Backup, restore, and disaster recovery in Exchange Server

Article
02/22/2023

Data protection planning is a complex process that relies on many decisions that you make during the planning phase of your deployment. As part of your planning, it's important that you understand the ways in which data can be protected, and to determine which method best suits your organization's needs.

Traditionally, backups have been used for the following scenarios:

Disaster recovery: In the event of a hardware or software failure, multiple database copies in a DAG enable high availability with fast failover and little or no data loss. This eliminates downtime and the resulting lost productivity that's a significant cost of recovering from a past point-in-time backup to disk or tape. DAGs can be extended to multiple sites and can provide resilience against disk, server, network, and datacenter failures.
Recovery of accidentally deleted items: Historically, in a situation where a user deleted items that later needed to be recovered, it involved finding the backup media on which the data that needed to be recovered was stored, and then somehow obtaining the desired items and providing them to the user. With the Recoverable Items folder in Exchange 2016 and Exchange 2019, and the Hold Policy that can be applied to it, it's possible to retain all deleted and modified data for a specified period of time, so recovery of these items is easier and faster. This reduces the burden on Exchange administrators and the IT help desk by enabling end users to recover accidentally deleted items themselves, thereby reducing the complexity and administrative costs associated with single item recovery. For more information, see Messaging policy and compliance in Exchange Server and Data loss prevention in Exchange Server.
Long-term data storage: Backups have also been used as an archive, and typically tape is used to preserve point-in-time snapshots of data for extended periods of time as governed by compliance requirements. The new archiving, multiple-mailbox search, and message retention features in Exchange Server provide a mechanism to efficiently preserve data in an end-user accessible manner for extended periods of time. This eliminates expensive restores from tape, and increases productivity. For more information, see In-Place Archiving in Exchange Server, In-Place eDiscovery in Exchange Server, and In-Place Hold and Litigation Hold in Exchange Server.
Point-in-time database snapshot: If a past point-in-time copy of mailbox data is a requirement for your organization, Exchange provides the ability to create a lagged database copy in a DAG environment. This can be useful in the rare event that store logical corruption replicates to multiple database copies in the DAG, resulting in a need to return to a previous point in time. It may also be useful if an administrator accidentally deletes mailboxes or user data. Recovery from a lagged copy can be faster than restoring from a backup because lagged copies don't require a time-consuming copy process from the backup server to the Exchange server. This can significantly lower total cost of ownership by reducing downtime.

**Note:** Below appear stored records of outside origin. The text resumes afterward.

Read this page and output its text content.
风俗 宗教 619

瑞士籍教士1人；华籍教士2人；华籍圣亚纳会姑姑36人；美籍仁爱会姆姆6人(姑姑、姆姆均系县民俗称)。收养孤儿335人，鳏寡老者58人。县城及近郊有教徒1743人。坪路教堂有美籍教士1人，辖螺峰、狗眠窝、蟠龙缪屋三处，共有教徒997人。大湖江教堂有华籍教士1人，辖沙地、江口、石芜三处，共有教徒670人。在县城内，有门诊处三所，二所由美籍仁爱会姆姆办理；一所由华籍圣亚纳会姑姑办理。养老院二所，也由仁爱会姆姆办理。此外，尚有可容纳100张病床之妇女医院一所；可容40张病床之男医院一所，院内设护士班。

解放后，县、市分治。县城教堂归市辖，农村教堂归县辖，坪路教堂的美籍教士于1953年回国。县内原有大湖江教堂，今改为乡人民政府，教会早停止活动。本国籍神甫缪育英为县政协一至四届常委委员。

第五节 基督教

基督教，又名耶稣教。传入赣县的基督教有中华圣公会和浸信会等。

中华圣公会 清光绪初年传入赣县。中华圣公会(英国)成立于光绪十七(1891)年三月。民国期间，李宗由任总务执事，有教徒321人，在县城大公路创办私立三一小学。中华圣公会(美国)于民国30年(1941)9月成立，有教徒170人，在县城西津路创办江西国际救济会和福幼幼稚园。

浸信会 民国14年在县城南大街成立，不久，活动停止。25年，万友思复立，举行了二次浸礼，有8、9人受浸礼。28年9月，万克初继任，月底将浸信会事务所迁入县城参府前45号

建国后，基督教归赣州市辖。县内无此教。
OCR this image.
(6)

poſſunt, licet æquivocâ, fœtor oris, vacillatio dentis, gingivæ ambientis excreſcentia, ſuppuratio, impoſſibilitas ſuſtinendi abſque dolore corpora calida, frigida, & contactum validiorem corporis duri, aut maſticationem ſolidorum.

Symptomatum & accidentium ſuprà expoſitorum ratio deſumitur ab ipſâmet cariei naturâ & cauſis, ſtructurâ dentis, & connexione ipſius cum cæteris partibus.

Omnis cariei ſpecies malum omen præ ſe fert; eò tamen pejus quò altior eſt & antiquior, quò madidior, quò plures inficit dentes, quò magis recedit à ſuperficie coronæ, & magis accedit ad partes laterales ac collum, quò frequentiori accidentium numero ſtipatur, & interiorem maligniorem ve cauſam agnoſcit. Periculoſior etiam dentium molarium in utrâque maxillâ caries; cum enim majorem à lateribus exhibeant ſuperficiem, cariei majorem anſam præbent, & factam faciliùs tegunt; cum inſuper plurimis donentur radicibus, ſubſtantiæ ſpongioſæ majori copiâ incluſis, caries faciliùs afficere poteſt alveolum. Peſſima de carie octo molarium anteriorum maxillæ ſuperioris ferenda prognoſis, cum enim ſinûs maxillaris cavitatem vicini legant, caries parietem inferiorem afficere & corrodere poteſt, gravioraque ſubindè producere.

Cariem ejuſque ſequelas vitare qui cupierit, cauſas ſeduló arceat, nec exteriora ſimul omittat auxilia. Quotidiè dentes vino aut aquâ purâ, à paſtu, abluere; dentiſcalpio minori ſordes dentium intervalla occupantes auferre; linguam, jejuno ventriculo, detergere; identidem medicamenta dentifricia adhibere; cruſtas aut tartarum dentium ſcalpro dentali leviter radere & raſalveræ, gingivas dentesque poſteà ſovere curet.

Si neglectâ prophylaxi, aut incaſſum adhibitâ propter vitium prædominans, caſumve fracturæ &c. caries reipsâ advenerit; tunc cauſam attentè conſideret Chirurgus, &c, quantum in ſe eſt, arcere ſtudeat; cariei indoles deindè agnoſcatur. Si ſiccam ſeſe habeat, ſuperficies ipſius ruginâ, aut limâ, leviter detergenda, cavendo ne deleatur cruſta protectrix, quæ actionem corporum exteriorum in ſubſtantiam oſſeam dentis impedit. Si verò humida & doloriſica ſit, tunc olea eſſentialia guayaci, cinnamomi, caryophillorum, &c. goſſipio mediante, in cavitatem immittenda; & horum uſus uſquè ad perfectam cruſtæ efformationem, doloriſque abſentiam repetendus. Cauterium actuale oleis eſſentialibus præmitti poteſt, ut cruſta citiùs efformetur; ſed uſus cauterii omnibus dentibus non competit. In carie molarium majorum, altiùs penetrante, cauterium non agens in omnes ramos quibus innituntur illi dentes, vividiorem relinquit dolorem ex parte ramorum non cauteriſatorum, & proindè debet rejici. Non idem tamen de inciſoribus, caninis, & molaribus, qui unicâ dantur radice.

Because there are native Exchange Server features that meet each of these scenarios in an efficient and cost effective manner, you may be able to reduce or eliminate the use of traditional backups in your environment.

Exchange Native Data Protection

Microsoft's preferred architecture for Exchange Server 2016 and Exchange Server 2019 leverages a concept known as Exchange Native Data Protection. Exchange Native Data Protection relies on built-in Exchange features to protect your mailbox data, without the use of backups (although you can still use those features and make backups). Exchange 2016 and Exchange 2019 include several features that, when deployed and configured correctly, can provide native data protection that eliminates the need to make traditional backups of your data. Using the high availability features built into Exchange Server to minimize downtime and data loss in the event of a disaster can also reduce the total cost of ownership of the messaging system. By combining these features with other built-in features, such as Legal Hold, you can reduce or eliminate your use of traditional point-in-time backups and reduce the associated costs.

In addition to determining whether Exchange Server enables you to move away from traditional point-in-time backups, we recommend that you evaluate the cost of your current backup infrastructure. Consider the cost of end-user downtime and data loss when attempting to recover from a disaster using your existing backup infrastructure. Also, include hardware, installation, and license costs, as well as the management cost associated with recovering data and maintaining the backups. Depending on the requirements of your organization, it's quite likely that a pure Exchange 2016 or Exchange 2019 environment with at least three mailbox database copies will provide lower total cost of ownership than one with backups.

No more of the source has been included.